Bild: Quelle von Rohstoffen: Alte Elektrogeräte liegen zum Recycling auf einem…
Berlin taz | Parkbänke aus alten Plastikverpackungen. Ein neues Smartphone
aus den Rohstoffen von ausrangierten Geräten. Ein Pullover aus recyceltem
Polyester. Eigentlich ist sie überall, die Kreislaufwirtschaft, das
Verwenden bereits einmal verarbeiteter Ressourcen in neuen Produkten. Und
doch ist sie derzeit näher dran an nirgends als an überall: [1][Die
Kreislaufwirtschaft] macht aktuell gerade einmal 7,2 Prozent des globalen
Ressourceneinsatzes aus. Das heißt: Über 90 Prozent der neu gewonnenen
Materialien landen entweder im Müll oder sind auf lange Sicht nicht
verfügbar, weil sie etwa in Gebäuden, Straßen oder in Maschinen verbaut
sind.
Die Zahl ist das zentrale Ergebnis des [2][Circularity Gap Report], den in
der vergangenen Woche die niederländische Organisation Circle Economy in
Kooperation mit der Wirtschaftsberatungsgesellschaft Deloitte herausgegeben
hat. Es ist der sechste Report in Folge – und im Vergleich zur ersten
Ausgabe ist der Anteil der Kreislaufwirtschaft weiter zurückgegangen: Lag
er im Jahr 2018 bei 9,1 Prozent, waren es 2020 8,6 Prozent. Und nun 7,2
Prozent. Der Vergleich dieser Zahlen ist zwar schwierig, auch weil die
Berechnungsmethoden nicht immer zu hundert Prozent identisch sind.

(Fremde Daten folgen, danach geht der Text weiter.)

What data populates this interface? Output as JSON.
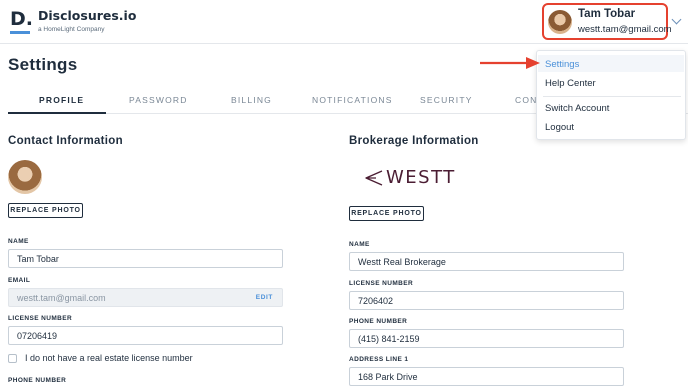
{
  "header": {
    "logo_mark": "D.",
    "logo_name": "Disclosures.io",
    "logo_subtitle": "a HomeLight Company",
    "user_name": "Tam Tobar",
    "user_email": "westt.tam@gmail.com"
  },
  "page_title": "Settings",
  "tabs": [
    {
      "label": "PROFILE"
    },
    {
      "label": "PASSWORD"
    },
    {
      "label": "BILLING"
    },
    {
      "label": "NOTIFICATIONS"
    },
    {
      "label": "SECURITY"
    },
    {
      "label": "CONT"
    }
  ],
  "contact": {
    "title": "Contact Information",
    "replace_photo": "REPLACE PHOTO",
    "name_label": "NAME",
    "name_value": "Tam Tobar",
    "email_label": "EMAIL",
    "email_value": "westt.tam@gmail.com",
    "edit_label": "EDIT",
    "license_label": "LICENSE NUMBER",
    "license_value": "07206419",
    "no_license_label": "I do not have a real estate license number",
    "phone_label": "PHONE NUMBER"
  },
  "brokerage": {
    "title": "Brokerage Information",
    "logo_text": "WESTT",
    "replace_photo": "REPLACE PHOTO",
    "name_label": "NAME",
    "name_value": "Westt Real Brokerage",
    "license_label": "LICENSE NUMBER",
    "license_value": "7206402",
    "phone_label": "PHONE NUMBER",
    "phone_value": "(415) 841-2159",
    "address_label": "ADDRESS LINE 1",
    "address_value": "168 Park Drive"
  },
  "menu": {
    "items": [
      {
        "label": "Settings"
      },
      {
        "label": "Help Center"
      },
      {
        "label": "Switch Account"
      },
      {
        "label": "Logout"
      }
    ]
  },
  "colors": {
    "accent": "#4a90d9",
    "highlight": "#e5412f",
    "text": "#1f2d3d"
  }
}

Die Basis sind Modellierungen, die vor allem auf Zahlen der
Statistikbehörden und aus wissenschaftlichen Studien stammen. Dennoch kommt
der Report zu dem Schluss: „Wir stellen fest, dass die Kreislaufwirtschaft
zurückgeht, während global der Anteil der Materialien, die neu entnommen
werden, steigt.“
Das ist fatal. „Die Kreislaufwirtschaft ist der Schlüssel, um Klimakrise
und Verlust der Artenvielfalt gleichzeitig einzudämmen. Deswegen ist es
erschreckend, wie groß die weltweite Lücke zu einer umfassenden
Kreislaufwirtschaft ist“, sagt Rebecca Tauer. Sie ist Programmleiterin
Kreislaufwirtschaft beim WWF Deutschland und hat an dem Report mitgewirkt.

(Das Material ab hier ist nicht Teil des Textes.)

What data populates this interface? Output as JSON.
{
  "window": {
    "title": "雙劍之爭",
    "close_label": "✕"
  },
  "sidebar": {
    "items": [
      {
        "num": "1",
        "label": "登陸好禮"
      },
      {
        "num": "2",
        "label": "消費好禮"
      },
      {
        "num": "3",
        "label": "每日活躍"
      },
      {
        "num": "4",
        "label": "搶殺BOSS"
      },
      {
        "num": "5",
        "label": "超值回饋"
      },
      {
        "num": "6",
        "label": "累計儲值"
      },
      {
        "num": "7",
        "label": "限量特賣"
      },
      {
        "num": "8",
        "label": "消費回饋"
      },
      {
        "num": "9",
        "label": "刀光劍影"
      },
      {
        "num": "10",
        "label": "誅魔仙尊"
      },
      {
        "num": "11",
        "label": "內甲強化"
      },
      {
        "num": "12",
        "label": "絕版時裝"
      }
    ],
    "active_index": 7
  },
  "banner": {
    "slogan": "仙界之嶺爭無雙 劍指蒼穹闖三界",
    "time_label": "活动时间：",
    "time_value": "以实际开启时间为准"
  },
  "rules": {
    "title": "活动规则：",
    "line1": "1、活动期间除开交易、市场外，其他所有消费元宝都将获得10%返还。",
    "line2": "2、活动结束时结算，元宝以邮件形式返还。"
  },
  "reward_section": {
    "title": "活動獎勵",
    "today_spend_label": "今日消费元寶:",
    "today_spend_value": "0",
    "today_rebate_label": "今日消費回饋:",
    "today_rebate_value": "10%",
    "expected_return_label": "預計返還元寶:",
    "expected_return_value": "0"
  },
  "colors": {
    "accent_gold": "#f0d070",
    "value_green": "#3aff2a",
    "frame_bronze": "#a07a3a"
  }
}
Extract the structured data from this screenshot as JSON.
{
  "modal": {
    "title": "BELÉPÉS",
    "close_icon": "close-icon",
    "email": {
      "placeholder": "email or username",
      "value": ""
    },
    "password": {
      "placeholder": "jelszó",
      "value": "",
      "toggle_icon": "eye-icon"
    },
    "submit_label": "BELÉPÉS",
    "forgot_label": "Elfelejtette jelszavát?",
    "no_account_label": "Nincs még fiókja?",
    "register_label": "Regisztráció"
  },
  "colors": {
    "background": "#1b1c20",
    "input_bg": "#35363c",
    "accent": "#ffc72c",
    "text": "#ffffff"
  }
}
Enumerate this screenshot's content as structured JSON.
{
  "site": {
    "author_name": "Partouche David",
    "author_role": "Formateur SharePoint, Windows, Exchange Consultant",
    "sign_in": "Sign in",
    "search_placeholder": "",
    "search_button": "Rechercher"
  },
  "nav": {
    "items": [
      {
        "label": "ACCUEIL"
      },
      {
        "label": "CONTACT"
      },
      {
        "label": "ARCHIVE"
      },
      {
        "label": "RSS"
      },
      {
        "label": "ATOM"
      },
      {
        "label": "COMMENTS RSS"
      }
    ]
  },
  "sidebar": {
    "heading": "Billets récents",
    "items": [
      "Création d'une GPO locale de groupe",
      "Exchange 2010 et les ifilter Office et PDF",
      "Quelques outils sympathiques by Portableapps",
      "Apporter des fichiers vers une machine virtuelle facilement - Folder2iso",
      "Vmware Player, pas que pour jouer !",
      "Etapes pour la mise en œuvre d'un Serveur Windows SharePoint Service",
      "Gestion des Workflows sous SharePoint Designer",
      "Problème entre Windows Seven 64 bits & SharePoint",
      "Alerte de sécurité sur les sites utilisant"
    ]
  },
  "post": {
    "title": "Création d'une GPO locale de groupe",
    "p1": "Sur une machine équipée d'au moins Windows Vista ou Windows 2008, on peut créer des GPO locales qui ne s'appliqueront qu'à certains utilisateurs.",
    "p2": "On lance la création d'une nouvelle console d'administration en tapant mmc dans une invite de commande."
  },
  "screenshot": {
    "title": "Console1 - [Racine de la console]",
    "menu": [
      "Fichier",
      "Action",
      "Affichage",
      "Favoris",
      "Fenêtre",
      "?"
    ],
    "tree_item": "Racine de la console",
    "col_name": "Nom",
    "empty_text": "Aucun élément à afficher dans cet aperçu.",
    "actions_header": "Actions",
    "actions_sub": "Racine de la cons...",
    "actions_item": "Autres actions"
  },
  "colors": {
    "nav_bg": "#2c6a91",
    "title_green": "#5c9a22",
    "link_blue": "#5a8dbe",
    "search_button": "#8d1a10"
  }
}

Nur: Woran liegt es, dass der Anteil immer weiter sinkt?
## Umsetzung fehlt
Die Antwort hat viele Facetten. Das übergeordnete Problem fasst Philipp
Sommer, Experte für Kreislaufwirtschaft bei der Deutschen Umwelthilfe
(DUH), die nicht an dem Report beteiligt ist, so zusammen: „Wir recyceln
nicht so viel, wie wir an neuen Ressourcen aus dem Boden holen.“ Und: Zwar
werde mittlerweile mehr über Kreislaufwirtschaft gesprochen als noch vor
einigen Jahren. „Aber wir müssen endlich in die Umsetzung kommen.“
Im Detail zeigt sich das Problem zum Beispiel beim Blick in die eigene
Kramsschublade. Oder in die Schubladen, Kisten und Abstellkammerecken der
anderen rund 40 Millionen Haushalte in Deutschland. [3][Dort lagern laut
einer Hochrechnung des IT-Verbands Bitkom] aus dem Dezember etwa 1.400
Tonnen Kobalt. Dazu 180 Tonnen Lithium, 140 Tonnen Magnesium, außerdem
tonnenweise Titan, Gold und all die anderen Rohstoffe, die sich in Handys
und Smartphones befinden. Die Rohstoffe weiterer Geräte wie Tablets kommen
noch oben drauf.
Das [4][Institut der deutschen Wirtschaft in Köln kommt zu dem Schluss]:
Würden alle Rohstoffe aus den Schubladentelefonen recycelt, ließe sich
damit der Materialbedarf für neue Smartphones für etwa zehn Jahre decken.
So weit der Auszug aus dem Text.